Lettre de Jonathan au Père Noël…

Cher Père Noël,

Vous devez être surpris que je vous écrive aujourd’hui, 26 décembre. Voyez-vous, j’aimerais bien clarifier certaines choses qui se sont produites depuis le début du mois alors que, bondé d’illusions, je vous ai écrit une courte lettre dans laquelle je vous demandais une bicyclette , un train électrique, une paire de patins à roues alignées et un chandail de hockey des Canadiens.
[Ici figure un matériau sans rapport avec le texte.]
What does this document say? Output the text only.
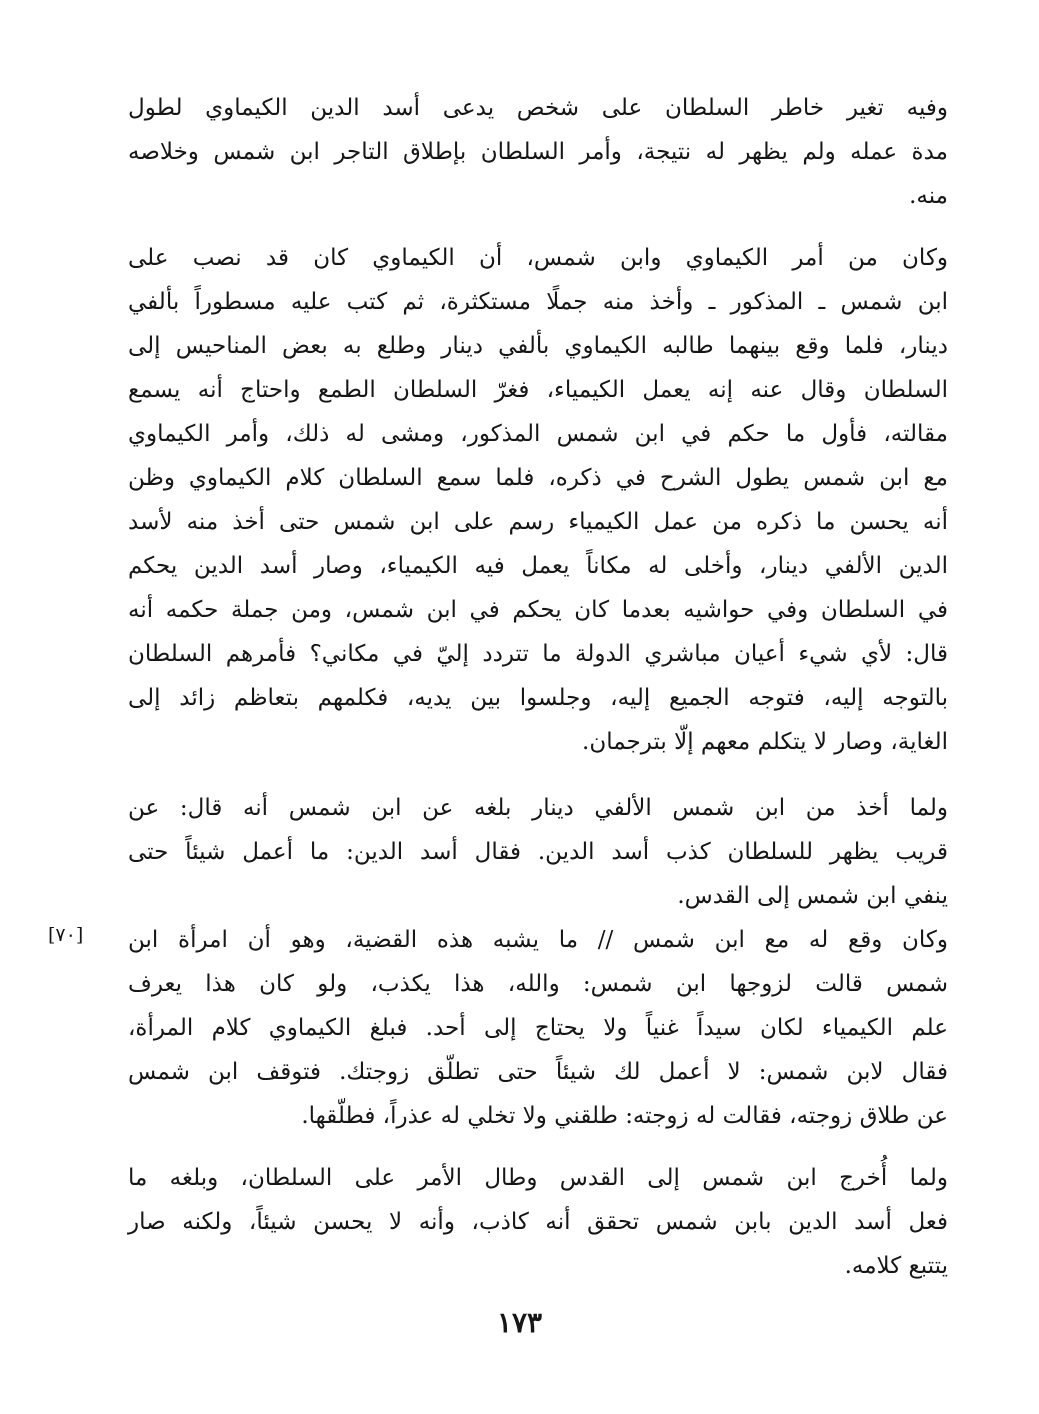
وفيه تغير خاطر السلطان على شخص يدعى أسد الدين الكيماوي لطول
مدة عمله ولم يظهر له نتيجة، وأمر السلطان بإطلاق التاجر ابن شمس وخلاصه
منه.
وكان من أمر الكيماوي وابن شمس، أن الكيماوي كان قد نصب على
ابن شمس ـ المذكور ـ وأخذ منه جملًا مستكثرة، ثم كتب عليه مسطوراً بألفي
دينار، فلما وقع بينهما طالبه الكيماوي بألفي دينار وطلع به بعض المناحيس إلى
السلطان وقال عنه إنه يعمل الكيمياء، فغرّ السلطان الطمع واحتاج أنه يسمع
مقالته، فأول ما حكم في ابن شمس المذكور، ومشى له ذلك، وأمر الكيماوي
مع ابن شمس يطول الشرح في ذكره، فلما سمع السلطان كلام الكيماوي وظن
أنه يحسن ما ذكره من عمل الكيمياء رسم على ابن شمس حتى أخذ منه لأسد
الدين الألفي دينار، وأخلى له مكاناً يعمل فيه الكيمياء، وصار أسد الدين يحكم
في السلطان وفي حواشيه بعدما كان يحكم في ابن شمس، ومن جملة حكمه أنه
قال: لأي شيء أعيان مباشري الدولة ما تتردد إليّ في مكاني؟ فأمرهم السلطان
بالتوجه إليه، فتوجه الجميع إليه، وجلسوا بين يديه، فكلمهم بتعاظم زائد إلى
الغاية، وصار لا يتكلم معهم إلّا بترجمان.
ولما أخذ من ابن شمس الألفي دينار بلغه عن ابن شمس أنه قال: عن
قريب يظهر للسلطان كذب أسد الدين. فقال أسد الدين: ما أعمل شيئاً حتى
ينفي ابن شمس إلى القدس.
[٧٠] وكان وقع له مع ابن شمس // ما يشبه هذه القضية، وهو أن امرأة ابن
شمس قالت لزوجها ابن شمس: والله، هذا يكذب، ولو كان هذا يعرف
علم الكيمياء لكان سيداً غنياً ولا يحتاج إلى أحد. فبلغ الكيماوي كلام المرأة،
فقال لابن شمس: لا أعمل لك شيئاً حتى تطلّق زوجتك. فتوقف ابن شمس
عن طلاق زوجته، فقالت له زوجته: طلقني ولا تخلي له عذراً، فطلّقها.
ولما أُخرج ابن شمس إلى القدس وطال الأمر على السلطان، وبلغه ما
فعل أسد الدين بابن شمس تحقق أنه كاذب، وأنه لا يحسن شيئاً، ولكنه صار
يتتبع كلامه.
١٧٣
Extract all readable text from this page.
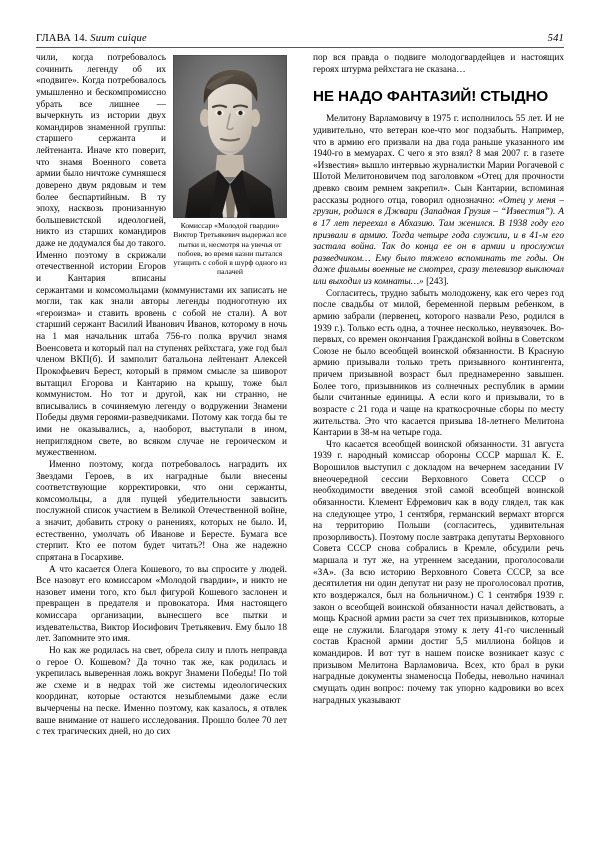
ГЛАВА 14. Suum cuique	541
Комиссар «Молодой гвардии» Виктор Третьякевич выдержал все пытки и, несмотря на увечья от побоев, во время казни пытался утащить с собой в шурф одного из палачей

чили, когда потребовалось сочинить легенду об их «подвиге». Когда потребовалось умышленно и бескомпромиссно убрать все лишнее — вычеркнуть из истории двух командиров знаменной группы: старшего сержанта и лейтенанта. Иначе кто поверит, что знамя Военного совета армии было ничтоже сумняшеся доверено двум рядовым и тем более беспартийным. В ту эпоху, насквозь пронизанную большевистской идеологией, никто из старших командиров даже не додумался бы до такого. Именно поэтому в скрижали отечественной истории Егоров и Кантария вписаны сержантами и комсомольцами (коммунистами их записать не могли, так как знали авторы легенды подноготную их «героизма» и ставить вровень с собой не стали). А вот старший сержант Василий Иванович Иванов, которому в ночь на 1 мая начальник штаба 756-го полка вручил знамя Военсовета и который пал на ступенях рейхстага, уже год был членом ВКП(б). И замполит батальона лейтенант Алексей Прокофьевич Берест, который в прямом смысле за шиворот вытащил Егорова и Кантарию на крышу, тоже был коммунистом. Но тот и другой, как ни странно, не вписывались в сочиняемую легенду о водружении Знамени Победы двумя героями-разведчиками. Потому как тогда бы те ими не оказывались, а, наоборот, выступали в ином, неприглядном свете, во всяком случае не героическом и мужественном.

Именно поэтому, когда потребовалось наградить их Звездами Героев, в их наградные были внесены соответствующие корректировки, что они сержанты, комсомольцы, а для пущей убедительности завысить послужной список участием в Великой Отечественной войне, а значит, добавить строку о ранениях, которых не было. И, естественно, умолчать об Иванове и Бересте. Бумага все стерпит. Кто ее потом будет читать?! Она же надежно спрятана в Госархиве.

А что касается Олега Кошевого, то вы спросите у людей. Все назовут его комиссаром «Молодой гвардии», и никто не назовет имени того, кто был фигурой Кошевого заслонен и превращен в предателя и провокатора. Имя настоящего комиссара организации, вынесшего все пытки и издевательства, Виктор Иосифович Третьякевич. Ему было 18 лет. Запомните это имя.

Но как же родилась на свет, обрела силу и плоть неправда о герое О. Кошевом? Да точно так же, как родилась и укрепилась выверенная ложь вокруг Знамени Победы! По той же схеме и в недрах той же системы идеологических координат, которые остаются незыблемыми даже если вычерчены на песке. Именно поэтому, как казалось, я отвлек ваше внимание от нашего исследования. Прошло более 70 лет с тех трагических дней, но до сих

пор вся правда о подвиге молодогвардейцев и настоящих героях штурма рейхстага не сказана…

НЕ НАДО ФАНТАЗИЙ! СТЫДНО

Мелитону Варламовичу в 1975 г. исполнилось 55 лет. И не удивительно, что ветеран кое-что мог подзабыть. Например, что в армию его призвали на два года раньше указанного им 1940-го в мемуарах. С чего я это взял? 8 мая 2007 г. в газете «Известия» вышло интервью журналистки Марии Рогачевой с Шотой Мелитоновичем под заголовком «Отец для прочности древко своим ремнем закрепил». Сын Кантарии, вспоминая рассказы родного отца, говорил однозначно: «Отец у меня – грузин, родился в Джвари (Западная Грузия – “Известия”). А в 17 лет переехал в Абхазию. Там женился. В 1938 году его призвали в армию. Тогда четыре года служили, и в 41-м его застала война. Так до конца ее он в армии и прослужил разведчиком… Ему было тяжело вспоминать те годы. Он даже фильмы военные не смотрел, сразу телевизор выключал или выходил из комнаты…» [243].

Согласитесь, трудно забыть молодожену, как его через год после свадьбы от милой, беременной первым ребенком, в армию забрали (первенец, которого назвали Резо, родился в 1939 г.). Только есть одна, а точнее несколько, неувязочек. Во-первых, со времен окончания Гражданской войны в Советском Союзе не было всеобщей воинской обязанности. В Красную армию призывали только треть призывного контингента, причем призывной возраст был преднамеренно завышен. Более того, призывников из солнечных республик в армии были считанные единицы. А если кого и призывали, то в возрасте с 21 года и чаще на краткосрочные сборы по месту жительства. Это что касается призыва 18-летнего Мелитона Кантарии в 38-м на четыре года.

Что касается всеобщей воинской обязанности. 31 августа 1939 г. народный комиссар обороны СССР маршал К. Е. Ворошилов выступил с докладом на вечернем заседании IV внеочередной сессии Верховного Совета СССР о необходимости введения этой самой всеобщей воинской обязанности. Клемент Ефремович как в воду глядел, так как на следующее утро, 1 сентября, германский вермахт вторгся на территорию Польши (согласитесь, удивительная прозорливость). Поэтому после завтрака депутаты Верховного Совета СССР снова собрались в Кремле, обсудили речь маршала и тут же, на утреннем заседании, проголосовали «ЗА». (За всю историю Верховного Совета СССР, за все десятилетия ни один депутат ни разу не проголосовал против, кто воздержался, был на больничном.) С 1 сентября 1939 г. закон о всеобщей воинской обязанности начал действовать, а мощь Красной армии расти за счет тех призывников, которые еще не служили. Благодаря этому к лету 41-го численный состав Красной армии достиг 5,5 миллиона бойцов и командиров. И вот тут в нашем поиске возникает казус с призывом Мелитона Варламовича. Всех, кто брал в руки наградные документы знаменосца Победы, невольно начинал смущать один вопрос: почему так упорно кадровики во всех наградных указывают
Je me suis brûlé les neurones tellement j’ai étudié fort cette année.
Non seulement j’ai été le premier de ma classe, mais j’ai obtenu les meilleures notes de l’école, toutes années confondues. Je ne vous cacherai pas qu’il n’y a personne, je dis bien personne, dans tout le quartier qui s’est comporté mieux que moi envers mes parents, mes
frères et soeurs, mes amis et mes voisins. J’ai fait des commissions pour les uns et les autres, et plus souvent qu’autrement, je faisais un spécial pour attendre les personnes âgées aux coins des rues pour les aider à traverser. Bref, il n’y a pratiquement rien que je n’ai pas fait pour rendre la vie facile à tous et leur donner l’impression de vivre dans un monde meilleur.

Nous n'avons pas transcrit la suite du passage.